It probably isn't related to Atlantis, but I do think that if this many people run into this we need to sort out what that common pitfall is and document it properly in the Deployment section.

bschaatsbergen avatar Jan 02 '23 10:01 bschaatsbergen

anything about this? I get 200 in response but the json is empty: {"level":"debug","ts":"2022-05-22T17:14:45.011Z","caller":"server/middleware.go:44","msg":"GET /jobs/.../735/terraform/default/ws – from 172.30.10.164:38882","json":{}}

and after 60 sec I get this (which is the timeout on the LB): {"level":"warn","ts":"2022-05-22T17:15:45.011Z","caller":"websocket/writer.go:62","msg":"Failed to read WS message: websocket: close 1006 (abnormal closure): unexpected EOF","json":{},"stacktrace":"github.com/runatlantis/atlantis/server/controllers/websocket.(*Writer).setReadHandler\n\tgithub.com/runatlantis/atlantis/server/controllers/websocket/writer.go:62"}

  • Increasing timeout on the LB did not help
  • Running Atlantis without any wrappers - regular terraform commands.

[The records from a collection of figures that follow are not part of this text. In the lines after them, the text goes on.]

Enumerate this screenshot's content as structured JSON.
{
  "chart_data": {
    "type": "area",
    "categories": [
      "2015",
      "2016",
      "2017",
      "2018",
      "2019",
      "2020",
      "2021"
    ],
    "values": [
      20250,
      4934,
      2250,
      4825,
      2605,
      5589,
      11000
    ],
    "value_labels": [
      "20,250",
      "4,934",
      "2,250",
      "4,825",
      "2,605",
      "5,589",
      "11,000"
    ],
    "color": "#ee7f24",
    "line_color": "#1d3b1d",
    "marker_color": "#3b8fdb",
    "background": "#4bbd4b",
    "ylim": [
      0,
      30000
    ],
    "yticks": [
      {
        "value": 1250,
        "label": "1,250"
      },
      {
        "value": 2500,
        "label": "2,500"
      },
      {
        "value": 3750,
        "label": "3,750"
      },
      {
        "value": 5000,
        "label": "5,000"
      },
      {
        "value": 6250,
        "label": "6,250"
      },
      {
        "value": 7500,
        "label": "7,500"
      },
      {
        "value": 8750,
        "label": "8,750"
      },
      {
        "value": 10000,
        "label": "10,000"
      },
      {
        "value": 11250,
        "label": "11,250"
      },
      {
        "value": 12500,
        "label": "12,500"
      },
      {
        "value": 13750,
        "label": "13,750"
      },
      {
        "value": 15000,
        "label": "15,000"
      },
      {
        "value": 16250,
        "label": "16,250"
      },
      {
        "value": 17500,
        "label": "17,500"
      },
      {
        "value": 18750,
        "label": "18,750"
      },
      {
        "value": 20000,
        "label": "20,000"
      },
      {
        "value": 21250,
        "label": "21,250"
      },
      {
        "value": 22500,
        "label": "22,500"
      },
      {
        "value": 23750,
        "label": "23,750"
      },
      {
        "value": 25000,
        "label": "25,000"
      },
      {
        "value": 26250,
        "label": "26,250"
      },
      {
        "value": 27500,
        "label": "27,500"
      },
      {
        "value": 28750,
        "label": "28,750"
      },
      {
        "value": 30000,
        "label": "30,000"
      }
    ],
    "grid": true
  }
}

Just an update from my side, per the given error it appears that I was running an old version of atlantis v0.18.2 Updated to the newest available stable version and the issue is gone as I'm able to get the streamed logs.

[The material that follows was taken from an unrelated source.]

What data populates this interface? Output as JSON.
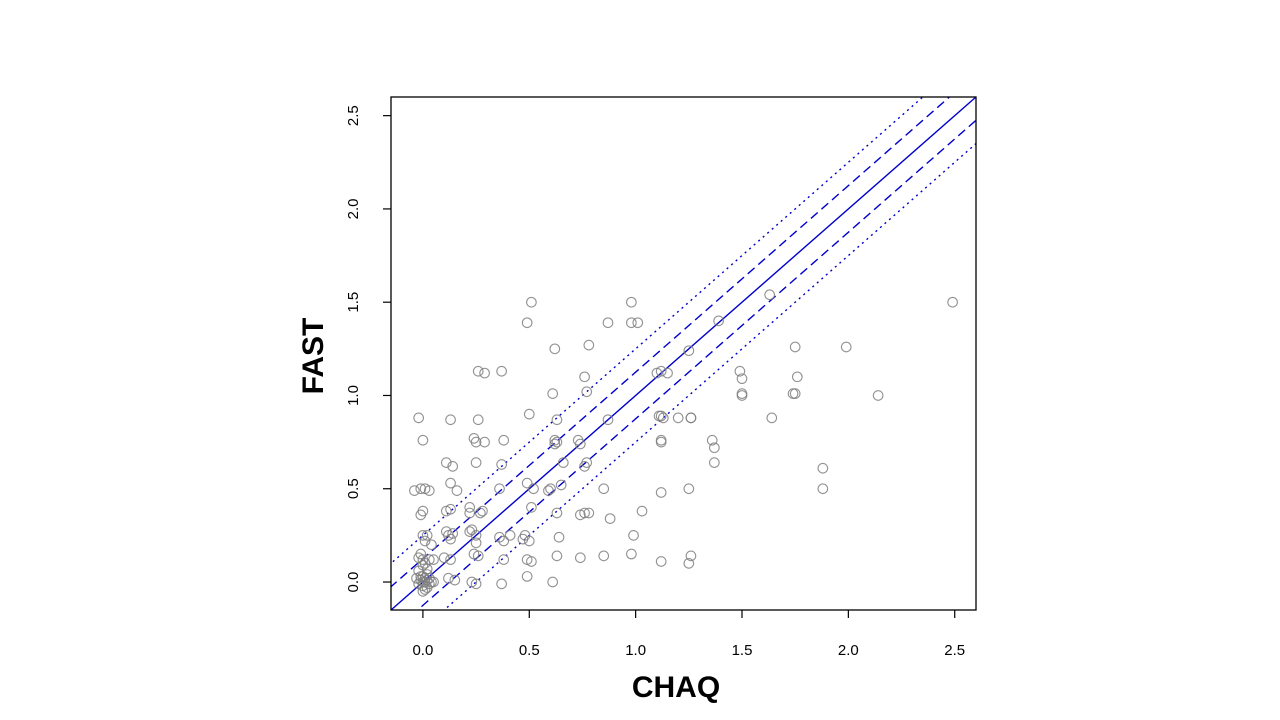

mcrivar avatar Jan 17 '23 08:01 mcrivar

That's great @mcrivar! Thank you for sharing.

For all others who are running into issues, could you folks use the latest version and confirm if the issue is still present?

cc @askmike1 @s33dunda @MattMencel @davidh-unmind @gmontanola @pantelis-karamolegkos @adutchak @spamoom

nitrocode avatar Jan 17 '23 13:01 nitrocode

This was 100% to do with websockets for me. Once I configured websockets on my LB/Ingress it started working. See #2216

MattMencel avatar Jan 18 '23 03:01 MattMencel

Running version 0.22.3, this is still happening in GCP, running in a VM. Sometimes we get some data, sometimes none. There are no specific config for websockets in GCP LBs.

DomFourn avatar Jan 26 '23 17:01 DomFourn

@bschaatsbergen do you see the gcp web socket issue using your gce Atlantis module?

https://github.com/bschaatsbergen/terraform-gce-atlantis

nitrocode avatar Jan 27 '23 00:01 nitrocode

@nitrocode I found out the issue for Google Cloud users, when using Identity Aware Proxy (to protect the Atlantis UI) websockets are not supported.. the bearer authorization header is stripped off.

bschaatsbergen avatar Feb 10 '23 13:02 bschaatsbergen

Ah that's good to know. Thank you for closing the loop on that.

Is this relevant for that ?

https://cloud.google.com/iap/docs/authentication-howto#authenticating_from_proxy-authorization_header

I wonder if other people in this thread are running into similar issues where something that fronts atlantis is manipulating the bearer authorization header which leads to the websocket failure.

nitrocode avatar Feb 11 '23 15:02 nitrocode

This issue is stale because it has been open for 1 month with no activity. Remove stale label or comment or this will be closed in 1 month.'

github-actions[bot] avatar Mar 15 '23 01:03 github-actions[bot]

@nitrocode I found out the issue for Google Cloud users, when using Identity Aware Proxy (to protect the Atlantis UI) websockets are not supported.. the bearer authorization header is stripped off.

@bschaatsbergen I'm seeing something similar where the "live plan" view via the console UI has strange behavior where sometimes the full plan doesn't display (especially for larger plans). I used your terraform module for GCE setup.

Any ideas for a workaround? Could I put nginx in front of the atlantis docker container to deal with the authorization header issue?

scott-standard avatar May 24 '23 22:05 scott-standard